Teams don’t just let their franchise quarterbacks test the free agent market. Tom Brady had previously signed extensions before the start of free agency and during the regular season. Guys like Philip Rivers and Peyton Manning have done it, too. It’s just what teams do when they know they have a franchise quarterback they can’t be without at a young age.
However, the Buccaneers are dealing with Jameis Winston, not the previously mentioned quarterbacks.
It’s not fair to compare Winston to those who have a spot ready for them in Canton when their names are called. Those quarterbacks were helped by good defenses, good running games, and consistency within the offense for the most part. We know that Winston was at a disadvantage from Day 1 with an offensive coordinator that scaled back his ability to then really enforce limitations once given the head coaching title because of fear, no help from the defense, and the inability to ever establish a trusted running game.
“But he should carry the team on his back. That’s what good quarterbacks do.” Yet, he hasn’t. But when he has, either a kicker has missed field goals or the defense couldn’t stop a third string quarterback from driving down the field. Winston has been asked to do a lot in his young career. And while he has tried to be the hero, he has shot himself in the foot plenty of times, too.
His accolades get easily overshadowed by the fumbles in previous seasons, all the interceptions last season, the off-target throws, etc. You name it, there are reasons you can easily come up with opposing a new contract just as easy as it is finding reasons why he deserves one.
It is that inconsistency that has put Tampa Bay in between a rock and a hard place. It is why they seem more than willing to let Winston test the free agent waters. And if so, I’m sure they have some sort of a fallback plan in case Winston walks.

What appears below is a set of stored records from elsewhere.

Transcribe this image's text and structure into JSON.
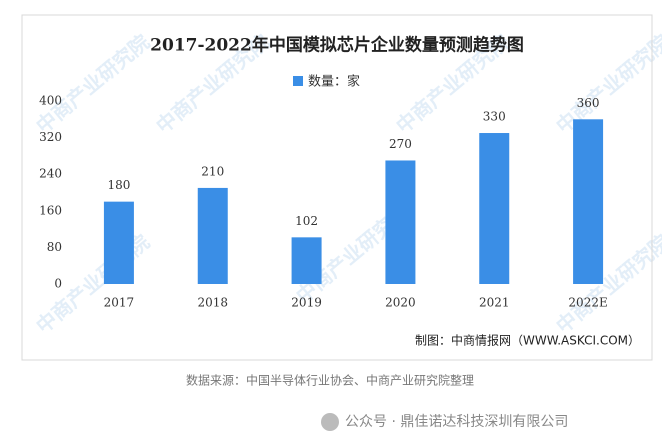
{
  "chart_data": {
    "type": "bar",
    "title": "2017-2022年中国模拟芯片企业数量预测趋势图",
    "categories": [
      "2017",
      "2018",
      "2019",
      "2020",
      "2021",
      "2022E"
    ],
    "series": [
      {
        "name": "数量：家",
        "color": "#3a8ee6",
        "values": [
          180,
          210,
          102,
          270,
          330,
          360
        ]
      }
    ],
    "ylim": [
      0,
      400
    ],
    "yticks": [
      0,
      80,
      160,
      240,
      320,
      400
    ],
    "grid": false,
    "credit": "制图：中商情报网（WWW.ASKCI.COM）",
    "watermark": "中商产业研究院"
  },
  "source": "数据来源：中国半导体行业协会、中商产业研究院整理",
  "account": "公众号 · 鼎佳诺达科技深圳有限公司"
}
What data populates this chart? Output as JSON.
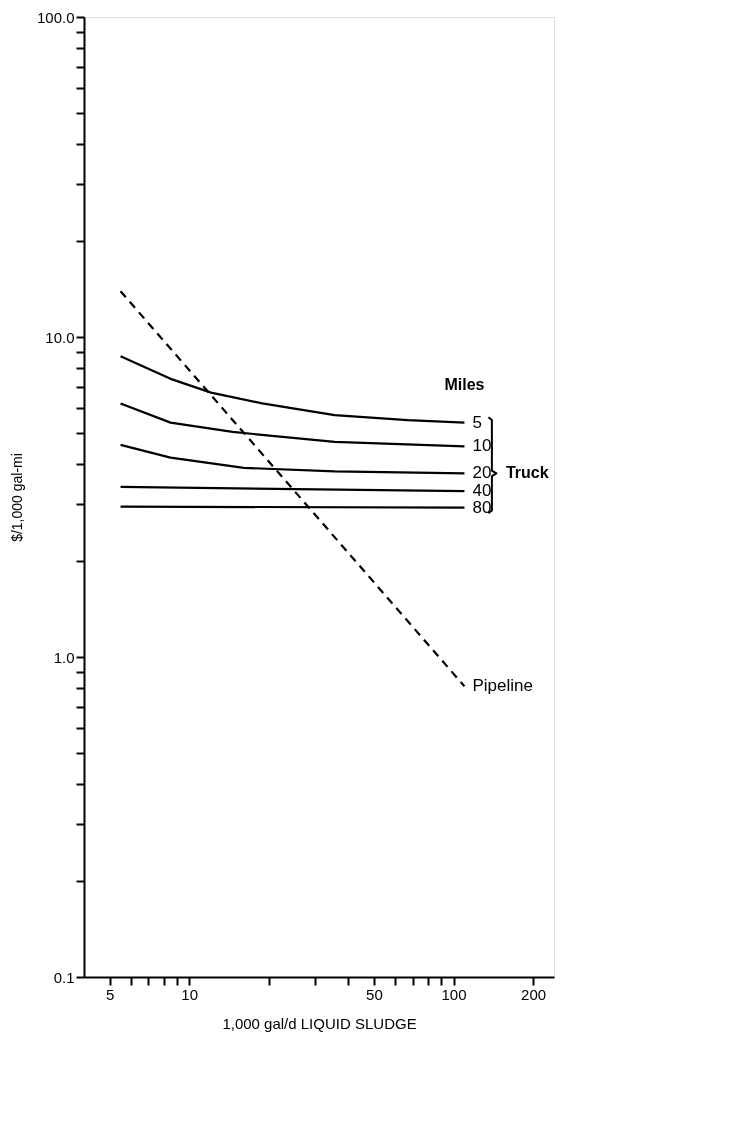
{
  "chart_data": {
    "type": "line",
    "xlabel": "1,000 gal/d LIQUID SLUDGE",
    "ylabel": "$/1,000 gal-mi",
    "log": "xy",
    "grid": false,
    "legend": false,
    "marker": "none",
    "xlim": [
      4,
      240
    ],
    "ylim": [
      0.1,
      100
    ],
    "xticks": [
      5,
      {
        "value": 6,
        "label": null
      },
      {
        "value": 7,
        "label": null
      },
      {
        "value": 8,
        "label": null
      },
      {
        "value": 9,
        "label": null
      },
      {
        "value": 10,
        "label": "10"
      },
      {
        "value": 20,
        "label": null
      },
      {
        "value": 30,
        "label": null
      },
      {
        "value": 40,
        "label": null
      },
      50,
      {
        "value": 60,
        "label": null
      },
      {
        "value": 70,
        "label": null
      },
      {
        "value": 80,
        "label": null
      },
      {
        "value": 90,
        "label": null
      },
      100,
      200
    ],
    "yticks": [
      0.1,
      {
        "value": 0.2,
        "label": null
      },
      {
        "value": 0.3,
        "label": null
      },
      {
        "value": 0.4,
        "label": null
      },
      {
        "value": 0.5,
        "label": null
      },
      {
        "value": 0.6,
        "label": null
      },
      {
        "value": 0.7,
        "label": null
      },
      {
        "value": 0.8,
        "label": null
      },
      {
        "value": 0.9,
        "label": null
      },
      {
        "value": 1,
        "label": "1.0"
      },
      {
        "value": 2,
        "label": null
      },
      {
        "value": 3,
        "label": null
      },
      {
        "value": 4,
        "label": null
      },
      {
        "value": 5,
        "label": null
      },
      {
        "value": 6,
        "label": null
      },
      {
        "value": 7,
        "label": null
      },
      {
        "value": 8,
        "label": null
      },
      {
        "value": 9,
        "label": null
      },
      {
        "value": 10,
        "label": "10.0"
      },
      {
        "value": 20,
        "label": null
      },
      {
        "value": 30,
        "label": null
      },
      {
        "value": 40,
        "label": null
      },
      {
        "value": 50,
        "label": null
      },
      {
        "value": 60,
        "label": null
      },
      {
        "value": 70,
        "label": null
      },
      {
        "value": 80,
        "label": null
      },
      {
        "value": 90,
        "label": null
      },
      {
        "value": 100,
        "label": "100.0"
      }
    ],
    "annotations": [
      "Miles",
      "Truck"
    ],
    "series": [
      {
        "name": "5",
        "color": "#000000",
        "line_style": "solid",
        "x": [
          5.5,
          8.5,
          12.1,
          18.9,
          35.5,
          67,
          110
        ],
        "values": [
          8.7,
          7.4,
          6.7,
          6.2,
          5.7,
          5.5,
          5.4
        ]
      },
      {
        "name": "10",
        "color": "#000000",
        "line_style": "solid",
        "x": [
          5.5,
          8.5,
          14.6,
          35.5,
          110
        ],
        "values": [
          6.2,
          5.4,
          5.05,
          4.7,
          4.55
        ]
      },
      {
        "name": "20",
        "color": "#000000",
        "line_style": "solid",
        "x": [
          5.5,
          8.5,
          16.1,
          35.5,
          110
        ],
        "values": [
          4.6,
          4.2,
          3.9,
          3.8,
          3.75
        ]
      },
      {
        "name": "40",
        "color": "#000000",
        "line_style": "solid",
        "x": [
          5.5,
          110
        ],
        "values": [
          3.4,
          3.3
        ]
      },
      {
        "name": "80",
        "color": "#000000",
        "line_style": "solid",
        "x": [
          5.5,
          110
        ],
        "values": [
          2.95,
          2.93
        ]
      },
      {
        "name": "Pipeline",
        "color": "#000000",
        "line_style": "dashed",
        "x": [
          5.5,
          110
        ],
        "values": [
          13.9,
          0.81
        ]
      }
    ]
  }
}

CBS Sports just recently said bringing back Winston would be the team’s fallback plan. They listed guys like Brady, Rivers, and Teddy Bridgewater as Options 1, 2, and 3 for the Bucs. Even had Marcus Mariota listed ahead of Winston, who sat at the eighth spot — their last resort.

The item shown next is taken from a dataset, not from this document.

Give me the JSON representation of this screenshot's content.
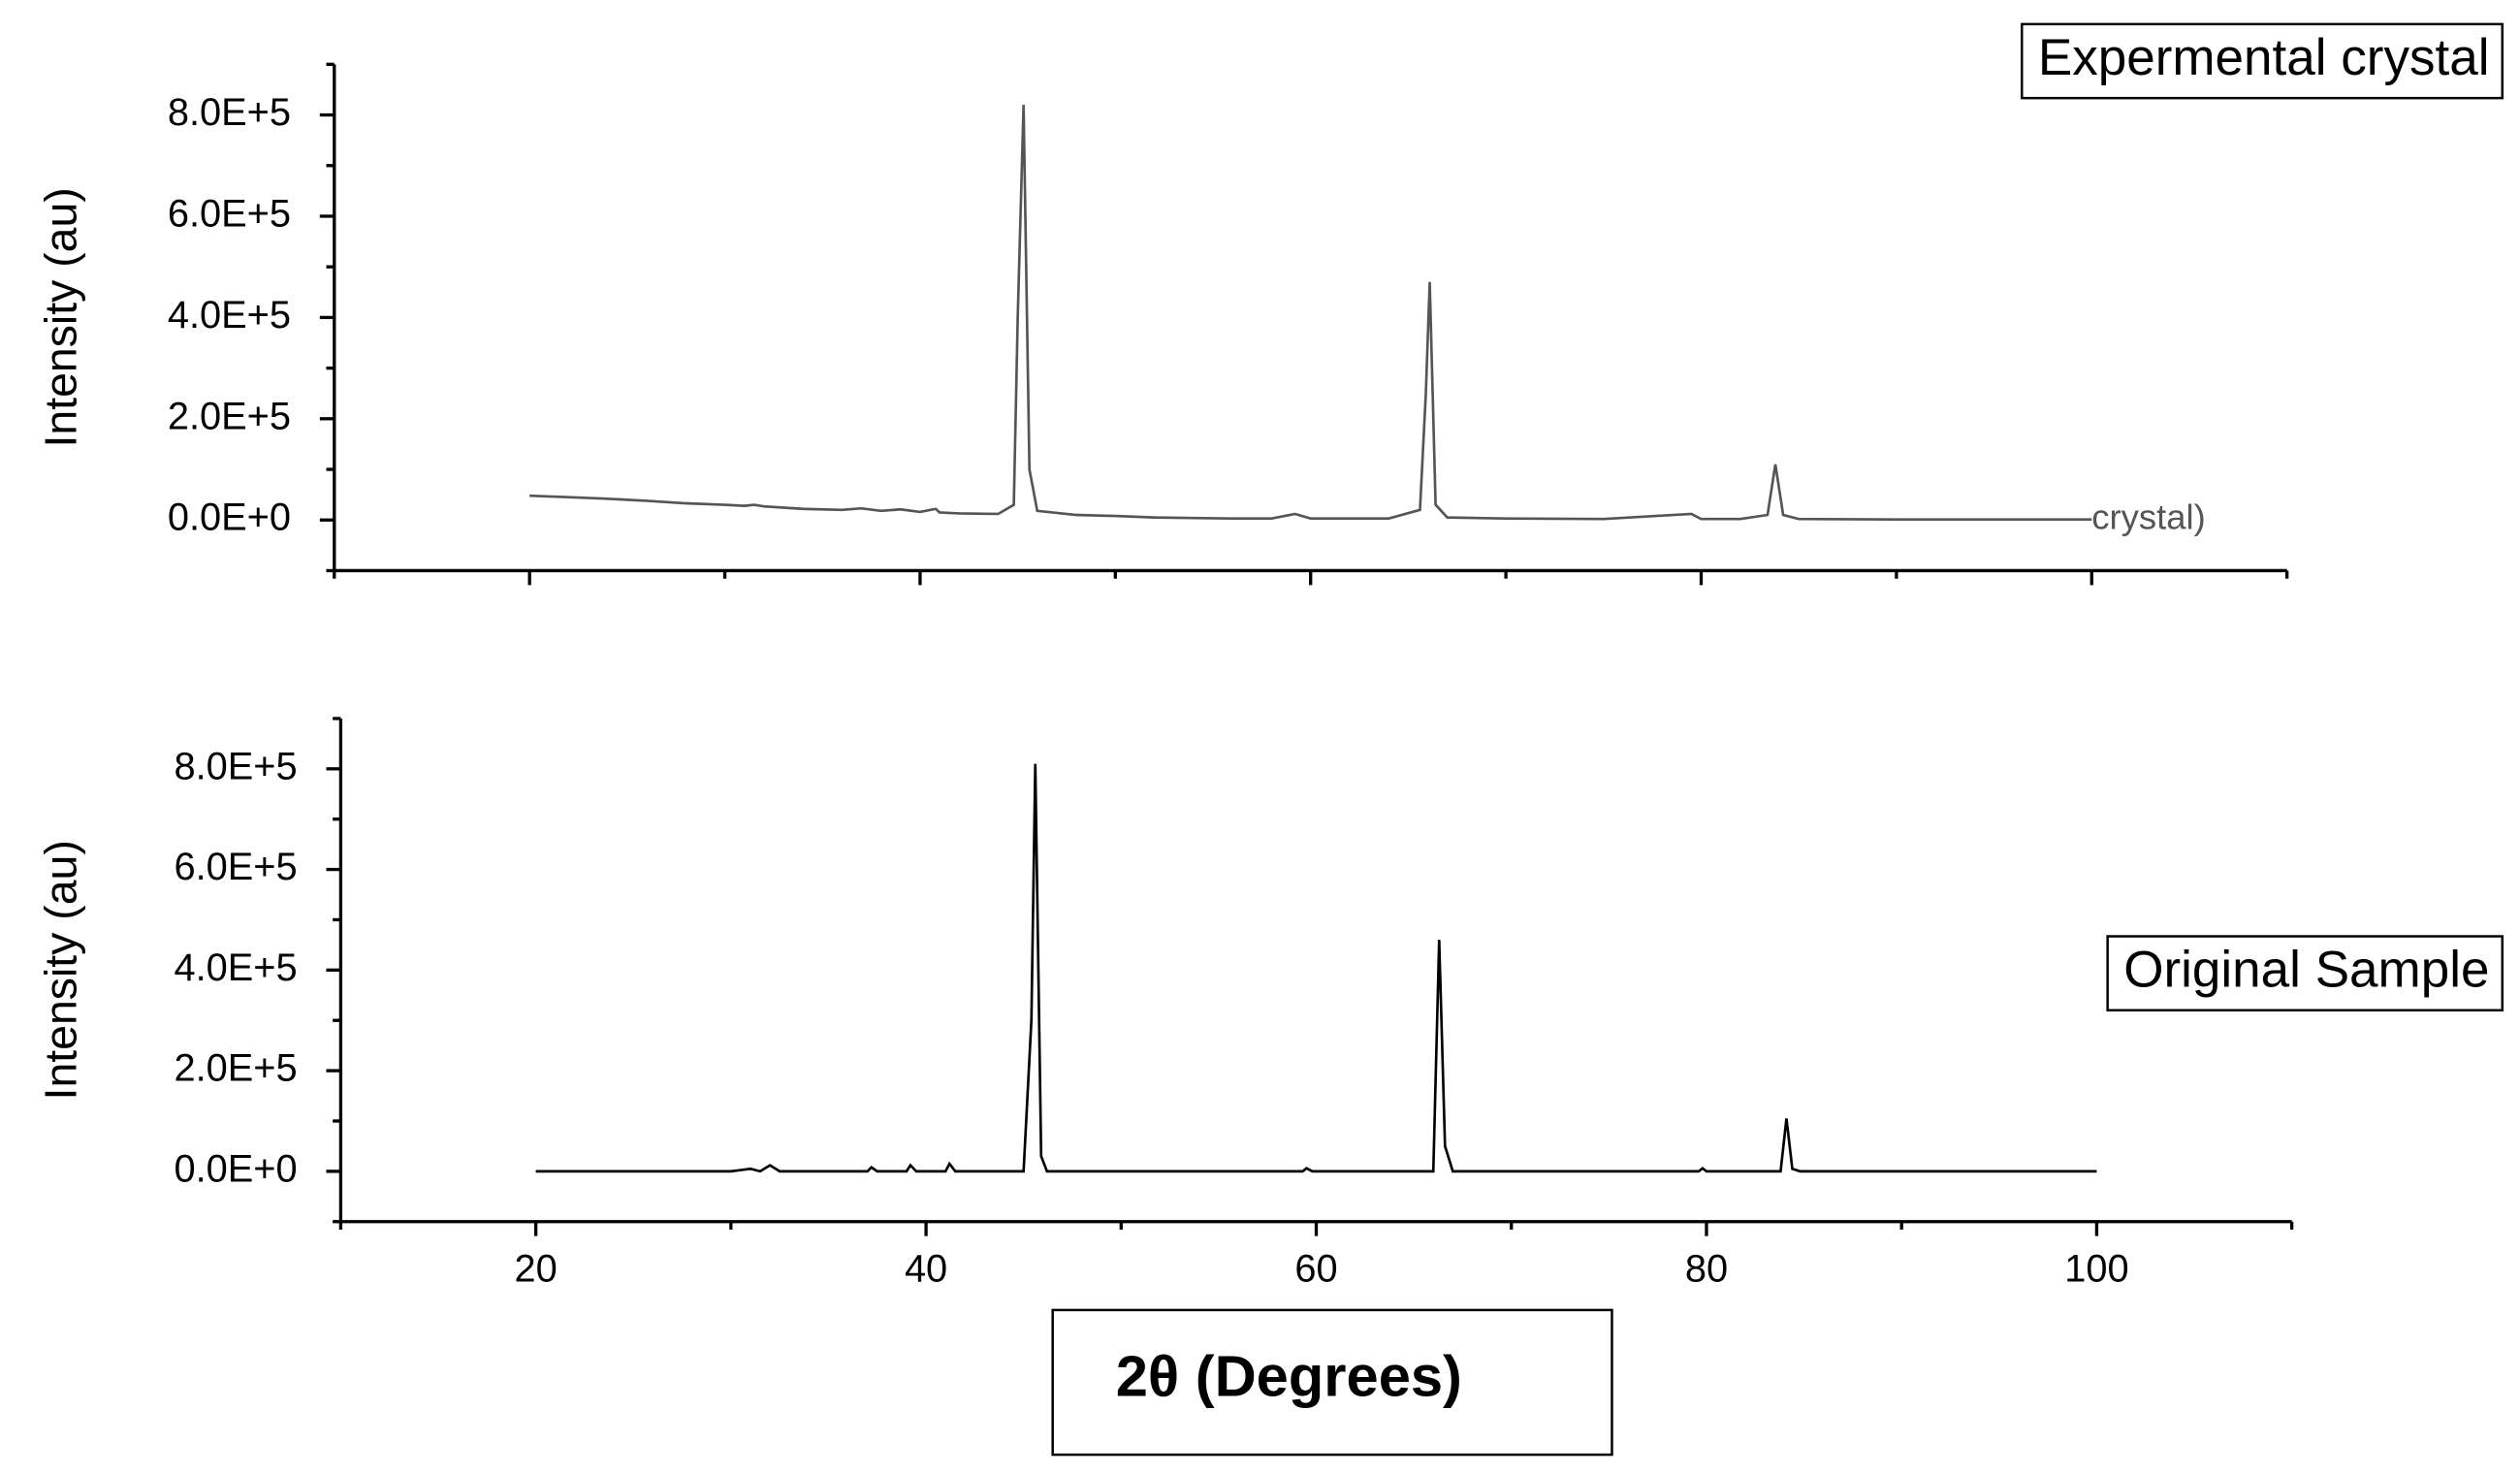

Bridgewater seems to be the most logical option. At 27 years old, you don’t have many quarterbacks who can come in and play right away while taking care of the football with years left to play. While a guy like Brady would certainly sell a few more season tickets, what does getting one, maybe two years out of an aging veteran really do for them for the long run? I mean, you can draft a quarterback to learn under him but does that guarantee success for the future?

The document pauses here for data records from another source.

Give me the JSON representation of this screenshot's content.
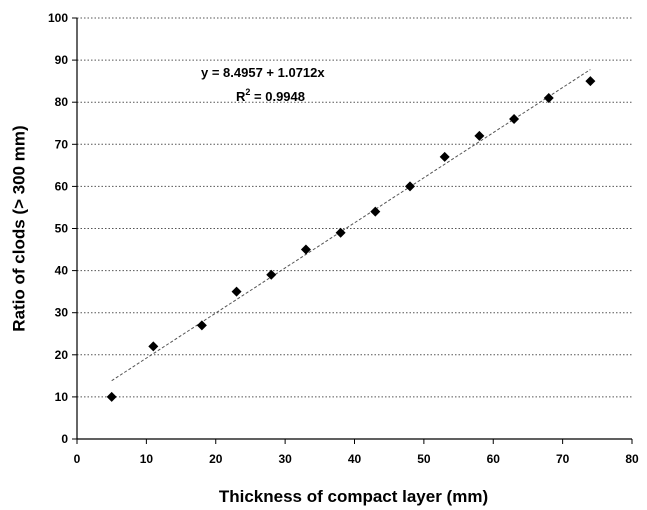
{
  "chart_data": {
    "type": "scatter",
    "xlabel": "Thickness of compact layer (mm)",
    "ylabel": "Ratio of clods (> 300 mm)",
    "xlim": [
      0,
      80
    ],
    "ylim": [
      0,
      100
    ],
    "xticks": [
      "0",
      "10",
      "20",
      "30",
      "40",
      "50",
      "60",
      "70",
      "80"
    ],
    "yticks": [
      "0",
      "10",
      "20",
      "30",
      "40",
      "50",
      "60",
      "70",
      "80",
      "90",
      "100"
    ],
    "grid": "horizontal-dotted",
    "series": [
      {
        "x": [
          5,
          11,
          18,
          23,
          28,
          33,
          38,
          43,
          48,
          53,
          58,
          63,
          68,
          74
        ],
        "y": [
          10,
          22,
          27,
          35,
          39,
          45,
          49,
          54,
          60,
          67,
          72,
          76,
          81,
          85
        ],
        "marker": "diamond",
        "color": "#000000"
      }
    ],
    "trendline": {
      "intercept": 8.4957,
      "slope": 1.0712,
      "x_range": [
        5,
        74
      ],
      "style": "dashed",
      "color": "#555555"
    },
    "annotations": {
      "equation": "y = 8.4957 + 1.0712x",
      "r2_prefix": "R",
      "r2_sup": "2",
      "r2_value": " = 0.9948"
    }
  }
}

They listed others, like Nick Foles and Andy Dalton. But those also aren’t shoe-in success stories.
Where does that leave the Bucs? Do you get yourself an aged rental? Sign a younger veteran? Bring back that guy that provides so many highs as well as so many lows? Or do you make a move to draft a quarterback high to become a Day 1 starter?
Whatever the Bucs are planning and discussing behind closed doors will soon come to light. They just better hope they get it right.